South African politician

Joyce Leswana Kgoali (13 January 1950 – 21 November 2004) was a South African politician. A member of the African National Congress, she served as the Chairperson of the National Council of Provinces from May 2004 until her death in November 2004. She was a Member of the Executive Council in the Gauteng provincial government from 1998 to 1999 and the chairperson of the ANC's parliamentary caucus between 2002 and 2004.

==Life and career==
Kgoali was born on 13 January 1950 in Basutoland (now Lesotho).

Kgoali was a trade unionist in the textile industry. She was a member of the United Democratic Front whilst she was involved in the Federation of Transvaal Women. She later joined the African National Congress Women's League. Kgoali was active in the party's underground networks.

After the 1994 general election, Kgoali became a Delegate of the Senate, which became the National Council of Provinces in 1997. Gauteng premier Mathole Motshekga appointed her the MEC for Transport in 1998. She held the portfolio until after the 1999 general election.

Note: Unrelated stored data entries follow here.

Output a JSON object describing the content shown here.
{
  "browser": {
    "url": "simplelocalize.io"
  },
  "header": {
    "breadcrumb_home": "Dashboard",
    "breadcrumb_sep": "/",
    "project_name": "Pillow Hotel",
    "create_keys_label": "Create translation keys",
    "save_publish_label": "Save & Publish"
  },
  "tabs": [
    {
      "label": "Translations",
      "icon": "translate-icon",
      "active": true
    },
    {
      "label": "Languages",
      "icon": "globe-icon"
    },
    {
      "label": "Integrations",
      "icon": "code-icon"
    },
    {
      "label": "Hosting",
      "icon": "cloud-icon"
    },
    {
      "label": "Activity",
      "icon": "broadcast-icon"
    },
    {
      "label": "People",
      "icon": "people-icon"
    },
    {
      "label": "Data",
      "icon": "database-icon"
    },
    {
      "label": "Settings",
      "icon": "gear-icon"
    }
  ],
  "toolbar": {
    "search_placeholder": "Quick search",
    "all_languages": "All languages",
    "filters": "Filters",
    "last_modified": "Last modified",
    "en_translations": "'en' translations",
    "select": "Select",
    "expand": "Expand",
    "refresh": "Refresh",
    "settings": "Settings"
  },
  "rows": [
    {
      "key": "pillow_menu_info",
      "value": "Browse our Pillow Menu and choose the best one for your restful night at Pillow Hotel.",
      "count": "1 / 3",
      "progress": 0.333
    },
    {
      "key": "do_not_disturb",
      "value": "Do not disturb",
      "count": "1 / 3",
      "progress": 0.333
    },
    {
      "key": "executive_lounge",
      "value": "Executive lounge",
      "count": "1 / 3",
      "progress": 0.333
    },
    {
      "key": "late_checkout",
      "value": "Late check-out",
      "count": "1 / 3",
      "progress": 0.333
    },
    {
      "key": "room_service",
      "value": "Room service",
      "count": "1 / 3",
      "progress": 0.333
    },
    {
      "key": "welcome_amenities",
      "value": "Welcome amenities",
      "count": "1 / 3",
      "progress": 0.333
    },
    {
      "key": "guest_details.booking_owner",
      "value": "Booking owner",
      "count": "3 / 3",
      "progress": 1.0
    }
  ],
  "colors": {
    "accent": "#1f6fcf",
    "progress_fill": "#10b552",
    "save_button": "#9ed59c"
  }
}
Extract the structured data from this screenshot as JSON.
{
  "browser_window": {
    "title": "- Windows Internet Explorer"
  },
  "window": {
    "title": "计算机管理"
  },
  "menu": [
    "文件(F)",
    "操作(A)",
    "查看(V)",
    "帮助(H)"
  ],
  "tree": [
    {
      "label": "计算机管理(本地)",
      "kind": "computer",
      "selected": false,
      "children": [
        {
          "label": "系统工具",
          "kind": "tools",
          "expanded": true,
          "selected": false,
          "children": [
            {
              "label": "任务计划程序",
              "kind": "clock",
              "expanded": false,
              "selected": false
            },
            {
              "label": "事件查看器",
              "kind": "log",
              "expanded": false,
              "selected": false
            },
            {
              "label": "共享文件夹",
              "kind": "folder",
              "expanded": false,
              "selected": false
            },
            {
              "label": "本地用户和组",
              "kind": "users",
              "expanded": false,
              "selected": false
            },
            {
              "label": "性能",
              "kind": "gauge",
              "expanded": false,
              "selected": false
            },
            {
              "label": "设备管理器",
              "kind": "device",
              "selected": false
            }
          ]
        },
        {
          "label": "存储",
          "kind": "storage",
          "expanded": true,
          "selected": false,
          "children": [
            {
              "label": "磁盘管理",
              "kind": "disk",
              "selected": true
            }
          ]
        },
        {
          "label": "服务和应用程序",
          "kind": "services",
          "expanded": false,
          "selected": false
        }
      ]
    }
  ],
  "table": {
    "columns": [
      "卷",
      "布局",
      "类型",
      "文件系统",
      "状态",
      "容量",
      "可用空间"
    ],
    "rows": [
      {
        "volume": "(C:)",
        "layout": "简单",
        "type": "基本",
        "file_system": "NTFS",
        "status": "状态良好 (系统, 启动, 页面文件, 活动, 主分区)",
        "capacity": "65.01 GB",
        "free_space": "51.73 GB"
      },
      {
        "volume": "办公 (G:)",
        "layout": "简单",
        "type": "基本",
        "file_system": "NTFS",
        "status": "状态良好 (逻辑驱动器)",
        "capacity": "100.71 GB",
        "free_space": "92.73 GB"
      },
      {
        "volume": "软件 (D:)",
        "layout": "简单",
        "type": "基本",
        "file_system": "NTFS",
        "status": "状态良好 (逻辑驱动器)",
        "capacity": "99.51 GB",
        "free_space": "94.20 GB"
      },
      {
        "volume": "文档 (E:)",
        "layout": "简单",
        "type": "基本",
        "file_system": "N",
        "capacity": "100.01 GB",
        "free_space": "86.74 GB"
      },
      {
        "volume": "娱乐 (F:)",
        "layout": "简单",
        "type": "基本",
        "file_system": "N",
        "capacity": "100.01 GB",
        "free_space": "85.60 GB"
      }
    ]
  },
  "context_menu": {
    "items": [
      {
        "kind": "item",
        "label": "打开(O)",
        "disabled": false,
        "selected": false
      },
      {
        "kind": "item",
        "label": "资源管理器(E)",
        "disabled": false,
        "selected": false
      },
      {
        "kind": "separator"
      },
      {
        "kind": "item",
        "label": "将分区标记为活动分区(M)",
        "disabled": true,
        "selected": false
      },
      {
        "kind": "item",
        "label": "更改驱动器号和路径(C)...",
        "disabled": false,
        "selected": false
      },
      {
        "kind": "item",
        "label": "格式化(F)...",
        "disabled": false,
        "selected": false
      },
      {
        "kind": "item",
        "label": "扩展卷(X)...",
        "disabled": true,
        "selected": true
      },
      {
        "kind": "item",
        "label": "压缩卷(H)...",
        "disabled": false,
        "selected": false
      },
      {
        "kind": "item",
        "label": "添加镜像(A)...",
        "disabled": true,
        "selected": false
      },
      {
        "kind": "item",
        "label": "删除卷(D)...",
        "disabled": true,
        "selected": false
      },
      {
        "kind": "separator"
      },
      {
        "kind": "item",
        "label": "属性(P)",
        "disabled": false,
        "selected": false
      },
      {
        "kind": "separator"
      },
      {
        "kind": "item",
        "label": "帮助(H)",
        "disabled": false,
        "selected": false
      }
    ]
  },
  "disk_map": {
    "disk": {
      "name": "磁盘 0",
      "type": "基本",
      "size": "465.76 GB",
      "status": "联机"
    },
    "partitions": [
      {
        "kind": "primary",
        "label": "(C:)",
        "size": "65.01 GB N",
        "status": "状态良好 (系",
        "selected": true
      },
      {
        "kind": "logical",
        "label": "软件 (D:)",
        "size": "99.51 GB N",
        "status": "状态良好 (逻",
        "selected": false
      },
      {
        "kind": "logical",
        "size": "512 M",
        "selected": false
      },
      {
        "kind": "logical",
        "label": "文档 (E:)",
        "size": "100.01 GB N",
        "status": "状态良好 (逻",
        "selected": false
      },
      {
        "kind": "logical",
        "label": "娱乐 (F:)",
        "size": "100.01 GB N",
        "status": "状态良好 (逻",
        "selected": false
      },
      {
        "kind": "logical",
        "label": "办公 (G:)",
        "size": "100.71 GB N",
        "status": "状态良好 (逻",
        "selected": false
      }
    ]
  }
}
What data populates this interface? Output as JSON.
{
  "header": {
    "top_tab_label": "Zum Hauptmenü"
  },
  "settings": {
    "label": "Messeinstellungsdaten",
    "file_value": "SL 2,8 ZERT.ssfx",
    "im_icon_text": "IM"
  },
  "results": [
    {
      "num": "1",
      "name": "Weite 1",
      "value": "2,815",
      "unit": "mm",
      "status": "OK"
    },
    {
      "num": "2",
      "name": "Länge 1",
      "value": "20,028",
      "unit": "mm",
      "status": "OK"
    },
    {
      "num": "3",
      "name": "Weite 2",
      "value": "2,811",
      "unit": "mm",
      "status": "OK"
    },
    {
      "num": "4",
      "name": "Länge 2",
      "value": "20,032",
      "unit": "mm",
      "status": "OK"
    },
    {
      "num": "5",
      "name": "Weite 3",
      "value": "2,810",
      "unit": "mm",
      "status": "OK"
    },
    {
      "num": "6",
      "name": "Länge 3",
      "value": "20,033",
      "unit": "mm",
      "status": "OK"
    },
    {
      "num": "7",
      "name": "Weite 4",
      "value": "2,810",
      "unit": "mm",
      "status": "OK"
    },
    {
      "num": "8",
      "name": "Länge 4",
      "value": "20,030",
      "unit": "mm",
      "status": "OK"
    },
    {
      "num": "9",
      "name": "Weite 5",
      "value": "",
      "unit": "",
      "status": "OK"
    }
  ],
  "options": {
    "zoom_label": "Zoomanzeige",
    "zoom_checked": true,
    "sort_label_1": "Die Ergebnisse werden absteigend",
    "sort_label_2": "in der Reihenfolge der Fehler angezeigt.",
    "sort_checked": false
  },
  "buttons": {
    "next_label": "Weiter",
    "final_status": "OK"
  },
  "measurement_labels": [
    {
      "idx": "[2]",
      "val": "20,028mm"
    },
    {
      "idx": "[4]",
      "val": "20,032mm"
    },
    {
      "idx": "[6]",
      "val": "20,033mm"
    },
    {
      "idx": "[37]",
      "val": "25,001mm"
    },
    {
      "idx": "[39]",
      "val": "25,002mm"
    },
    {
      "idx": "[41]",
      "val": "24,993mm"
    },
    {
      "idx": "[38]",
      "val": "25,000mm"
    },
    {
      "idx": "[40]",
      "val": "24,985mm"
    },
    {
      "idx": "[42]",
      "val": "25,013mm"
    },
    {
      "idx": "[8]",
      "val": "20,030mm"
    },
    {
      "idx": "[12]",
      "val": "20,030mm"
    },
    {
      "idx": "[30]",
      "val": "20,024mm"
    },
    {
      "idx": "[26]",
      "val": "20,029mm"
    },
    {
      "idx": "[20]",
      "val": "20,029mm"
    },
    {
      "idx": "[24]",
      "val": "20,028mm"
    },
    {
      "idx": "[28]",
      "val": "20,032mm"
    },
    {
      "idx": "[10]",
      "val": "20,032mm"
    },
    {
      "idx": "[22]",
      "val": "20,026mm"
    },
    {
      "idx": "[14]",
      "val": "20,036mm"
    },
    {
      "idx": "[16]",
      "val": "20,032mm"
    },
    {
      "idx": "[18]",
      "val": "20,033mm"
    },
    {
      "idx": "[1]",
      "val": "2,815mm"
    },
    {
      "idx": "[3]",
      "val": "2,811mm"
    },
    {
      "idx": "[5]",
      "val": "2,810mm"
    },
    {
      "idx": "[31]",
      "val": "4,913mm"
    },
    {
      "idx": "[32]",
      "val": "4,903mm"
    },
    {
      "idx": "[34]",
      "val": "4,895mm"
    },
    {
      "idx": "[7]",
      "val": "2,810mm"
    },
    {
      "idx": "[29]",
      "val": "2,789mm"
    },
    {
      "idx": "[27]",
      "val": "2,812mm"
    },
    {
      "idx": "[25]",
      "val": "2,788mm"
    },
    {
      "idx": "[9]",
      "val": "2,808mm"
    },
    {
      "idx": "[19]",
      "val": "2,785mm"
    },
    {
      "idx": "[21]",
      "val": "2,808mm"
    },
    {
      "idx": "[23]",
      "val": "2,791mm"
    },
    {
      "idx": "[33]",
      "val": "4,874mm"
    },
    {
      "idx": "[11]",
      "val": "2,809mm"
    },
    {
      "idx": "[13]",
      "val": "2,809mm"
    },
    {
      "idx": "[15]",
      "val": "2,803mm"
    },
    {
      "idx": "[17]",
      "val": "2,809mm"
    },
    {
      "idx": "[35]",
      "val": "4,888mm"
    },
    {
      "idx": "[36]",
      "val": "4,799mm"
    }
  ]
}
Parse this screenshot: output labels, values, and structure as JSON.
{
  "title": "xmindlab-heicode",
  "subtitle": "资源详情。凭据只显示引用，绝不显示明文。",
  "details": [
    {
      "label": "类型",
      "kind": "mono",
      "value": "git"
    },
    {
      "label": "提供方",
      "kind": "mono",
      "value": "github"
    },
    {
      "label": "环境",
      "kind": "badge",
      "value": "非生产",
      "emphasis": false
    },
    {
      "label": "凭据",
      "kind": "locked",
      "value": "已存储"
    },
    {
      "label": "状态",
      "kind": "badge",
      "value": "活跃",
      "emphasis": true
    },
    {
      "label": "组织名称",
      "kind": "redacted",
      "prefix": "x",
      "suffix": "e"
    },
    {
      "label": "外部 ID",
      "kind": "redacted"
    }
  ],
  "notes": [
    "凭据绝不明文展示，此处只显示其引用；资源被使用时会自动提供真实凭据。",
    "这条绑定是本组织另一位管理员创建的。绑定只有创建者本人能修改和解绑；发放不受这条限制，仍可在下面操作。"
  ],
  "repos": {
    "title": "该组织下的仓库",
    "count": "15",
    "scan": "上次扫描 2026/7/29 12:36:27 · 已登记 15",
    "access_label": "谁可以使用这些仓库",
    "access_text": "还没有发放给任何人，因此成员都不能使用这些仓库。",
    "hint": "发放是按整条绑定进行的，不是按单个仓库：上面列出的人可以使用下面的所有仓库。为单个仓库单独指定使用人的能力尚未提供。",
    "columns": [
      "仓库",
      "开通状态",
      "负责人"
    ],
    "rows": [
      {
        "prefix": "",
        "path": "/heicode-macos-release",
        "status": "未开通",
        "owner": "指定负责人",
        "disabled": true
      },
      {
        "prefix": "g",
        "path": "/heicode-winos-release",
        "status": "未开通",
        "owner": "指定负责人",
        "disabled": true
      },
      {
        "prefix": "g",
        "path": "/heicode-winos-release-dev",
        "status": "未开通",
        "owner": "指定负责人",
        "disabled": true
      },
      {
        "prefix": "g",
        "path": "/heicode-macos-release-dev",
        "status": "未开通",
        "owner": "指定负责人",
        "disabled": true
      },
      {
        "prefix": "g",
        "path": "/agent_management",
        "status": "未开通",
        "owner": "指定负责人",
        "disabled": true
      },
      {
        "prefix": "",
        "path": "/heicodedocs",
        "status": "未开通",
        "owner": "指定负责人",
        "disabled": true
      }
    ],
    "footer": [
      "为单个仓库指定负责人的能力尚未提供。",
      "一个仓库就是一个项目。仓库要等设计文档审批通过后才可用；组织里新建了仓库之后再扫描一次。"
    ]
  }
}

In 2002, Kgoali became a Member of Parliament. She was appointed the party's caucus chairperson. She was elected Chairperson of the National Council of Provinces in May 2004 following the April 2004 general election.

Kgoali died of complications from an operation on 21 November 2004. She was 54 years old. At the time, she was a member of the national executive committee of the ANC's women's league and a member of the Gauteng ANC provincial executive committee. She is survived by her husband and children.